Brexit, the European Common Aviation Area (ECAA) and the Court of Justice of the European Union (CJEU)
One of the outcomes that the UK Government has repeatedly insisted needs to be a consequence of the Brexit negotiations is that they will bring an end to the jurisdiction of the CJEU in the UK (the CJEU Red Line). That has led most to conclude that the UK’s exit from the ECAA is inevitable. The ECAA comprises a single market in aviation services across the EU and the “ECAA Partners” (Norway, Iceland, Macedonia, Albania, Bosnia and Herzegovina and Kosovo). The ECAA is given effect to by a Multilateral Agreement signed by the EU on 9 June 2006 (the Multilateral Agreement). The Multilateral Agreement provides for certain disputes to be resolved by the CJEU and so the UK remaining a party to it as an additional ECAA Partner would superficially seem to be incompatible with the CJEU Red Line.
However, the publication by the UK Government of its future partnership paper on post-Brexit options for enforcement and dispute resolution for UK-EU agreements, with the dilution of the CJEU Red Line to refer to the CJEU’s “direct” jurisdiction, has opened the door for a possible solution to this apparent impasse. For a more detailed discussion of that partnership paper please see our post here. It sets out various dispute resolution models which the EU has used in treaties with third party states and which could be said to give the CJEU indirect jurisdiction. One of those models arises in treaties which make provision for voluntary references to be made to the CJEU. Examples cited are the EEA Agreement and the EU Moldova Association Agreement. The latter provides for the establishment of an arbitration panel which can refer certain disputes to the CJEU. The key is that this model does not involve one party being able to refer a dispute, unilaterally, to the CJEU.
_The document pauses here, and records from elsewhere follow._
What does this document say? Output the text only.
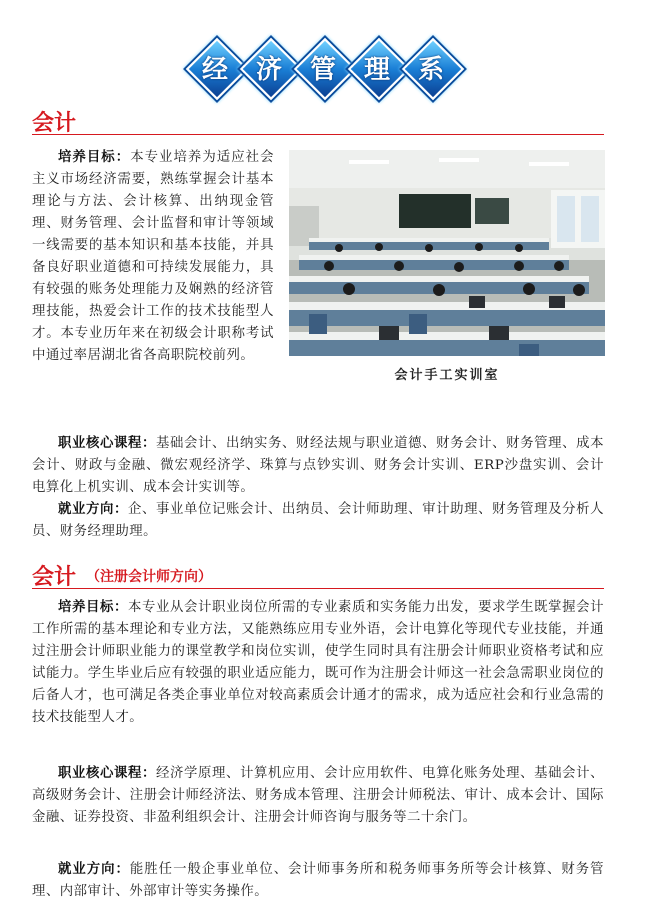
经 济 管 理 系
会计
培养目标：本专业培养为适应社会主义市场经济需要，熟练掌握会计基本理论与方法、会计核算、出纳现金管理、财务管理、会计监督和审计等领域一线需要的基本知识和基本技能，并具备良好职业道德和可持续发展能力，具有较强的账务处理能力及娴熟的经济管理技能，热爱会计工作的技术技能型人才。本专业历年来在初级会计职称考试中通过率居湖北省各高职院校前列。
会计手工实训室
职业核心课程：基础会计、出纳实务、财经法规与职业道德、财务会计、财务管理、成本会计、财政与金融、微宏观经济学、珠算与点钞实训、财务会计实训、ERP沙盘实训、会计电算化上机实训、成本会计实训等。
就业方向：企、事业单位记账会计、出纳员、会计师助理、审计助理、财务管理及分析人员、财务经理助理。
会计 （注册会计师方向）
培养目标：本专业从会计职业岗位所需的专业素质和实务能力出发，要求学生既掌握会计工作所需的基本理论和专业方法，又能熟练应用专业外语，会计电算化等现代专业技能，并通过注册会计师职业能力的课堂教学和岗位实训，使学生同时具有注册会计师职业资格考试和应试能力。学生毕业后应有较强的职业适应能力，既可作为注册会计师这一社会急需职业岗位的后备人才，也可满足各类企事业单位对较高素质会计通才的需求，成为适应社会和行业急需的技术技能型人才。
职业核心课程：经济学原理、计算机应用、会计应用软件、电算化账务处理、基础会计、高级财务会计、注册会计师经济法、财务成本管理、注册会计师税法、审计、成本会计、国际金融、证券投资、非盈利组织会计、注册会计师咨询与服务等二十余门。
就业方向：能胜任一般企事业单位、会计师事务所和税务师事务所等会计核算、财务管理、内部审计、外部审计等实务操作。
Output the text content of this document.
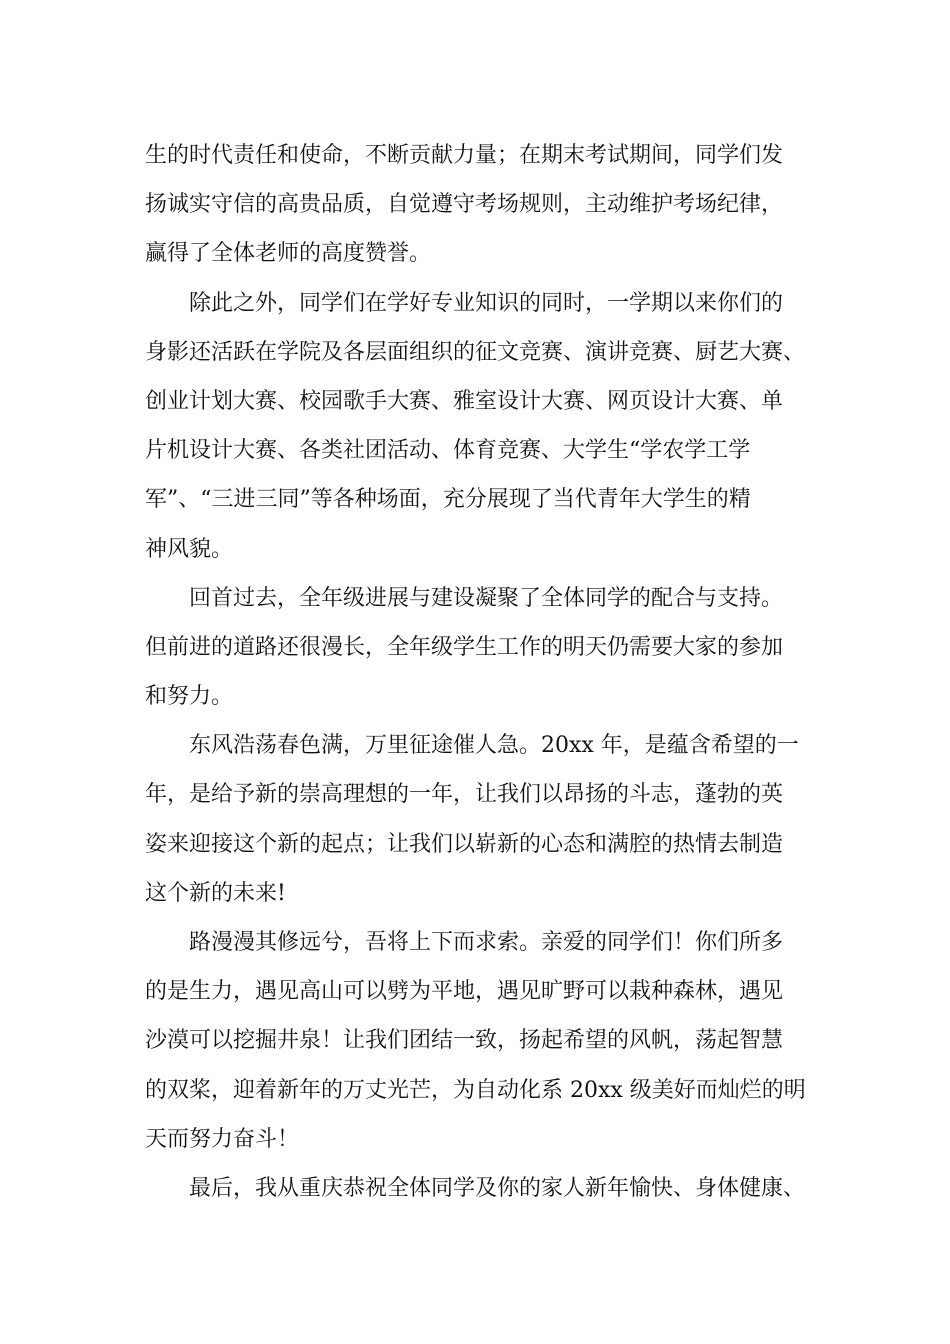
生的时代责任和使命，不断贡献力量；在期末考试期间，同学们发
扬诚实守信的高贵品质，自觉遵守考场规则，主动维护考场纪律，
赢得了全体老师的高度赞誉。
除此之外，同学们在学好专业知识的同时，一学期以来你们的
身影还活跃在学院及各层面组织的征文竞赛、演讲竞赛、厨艺大赛、
创业计划大赛、校园歌手大赛、雅室设计大赛、网页设计大赛、单
片机设计大赛、各类社团活动、体育竞赛、大学生“学农学工学
军”、“三进三同”等各种场面，充分展现了当代青年大学生的精
神风貌。
回首过去，全年级进展与建设凝聚了全体同学的配合与支持。
但前进的道路还很漫长，全年级学生工作的明天仍需要大家的参加
和努力。
东风浩荡春色满，万里征途催人急。20xx 年，是蕴含希望的一
年，是给予新的崇高理想的一年，让我们以昂扬的斗志，蓬勃的英
姿来迎接这个新的起点；让我们以崭新的心态和满腔的热情去制造
这个新的未来!
路漫漫其修远兮，吾将上下而求索。亲爱的同学们！你们所多
的是生力，遇见高山可以劈为平地，遇见旷野可以栽种森林，遇见
沙漠可以挖掘井泉！让我们团结一致，扬起希望的风帆，荡起智慧
的双桨，迎着新年的万丈光芒，为自动化系 20xx 级美好而灿烂的明
天而努力奋斗！
最后，我从重庆恭祝全体同学及你的家人新年愉快、身体健康、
If the UK were to accept that the Moldova model creates jurisdiction of the CJEU over the UK which is sufficiently indirect not to cross the CJEU Red Line, it may be that it would accept remaining in the ECAA as an “ECAA Partner”.
The Multilateral Agreement provides for the establishment of a Joint Committee made up of representatives of the Contracting States. The Joint Committee has primary responsibility for the interpretation of, and for resolving disputes under, the Multilateral Agreement. That would be common in most international treaties and would not be objectionable to the UK. However, the Joint Committee is required to act in accordance with the case law of the CJEU and, in certain circumstances, disputes may be referred to the CJEU. Those referrals could be made either:
- by a court or a tribunal of a contracting state (Article 16.2 - but, notably, the ECAA Partners are entitled to stipulate the extent to which its courts may do that, so the UK could effectively opt out of this); or
- by the parties to a dispute if they have submitted that dispute to the Joint Committee which has failed to make a decision within four months (Article 20.3 – but, importantly, one party on its own may not make a reference to the CJEU).
In neither of these cases can the UK be forced to accept the jurisdiction of the CJEU against its will.
There is therefore an outline of a solution to the question of how the UK can remain within the ECAA following Brexit. However, for that to be achieved:
- The UK Government would need to accept that the jurisdiction of the CJEU under the Multilateral Agreement is sufficiently indirect for the CJEU Red Line not to have been crossed; and
- The EU would need to agree to admit the UK as an ECAA Partner. That agreement would probably need to be reached in the context of the overall post-Brexit agreement between the EU and the UK to avoid concerns that the UK was being allowed to cherry pick by the back door.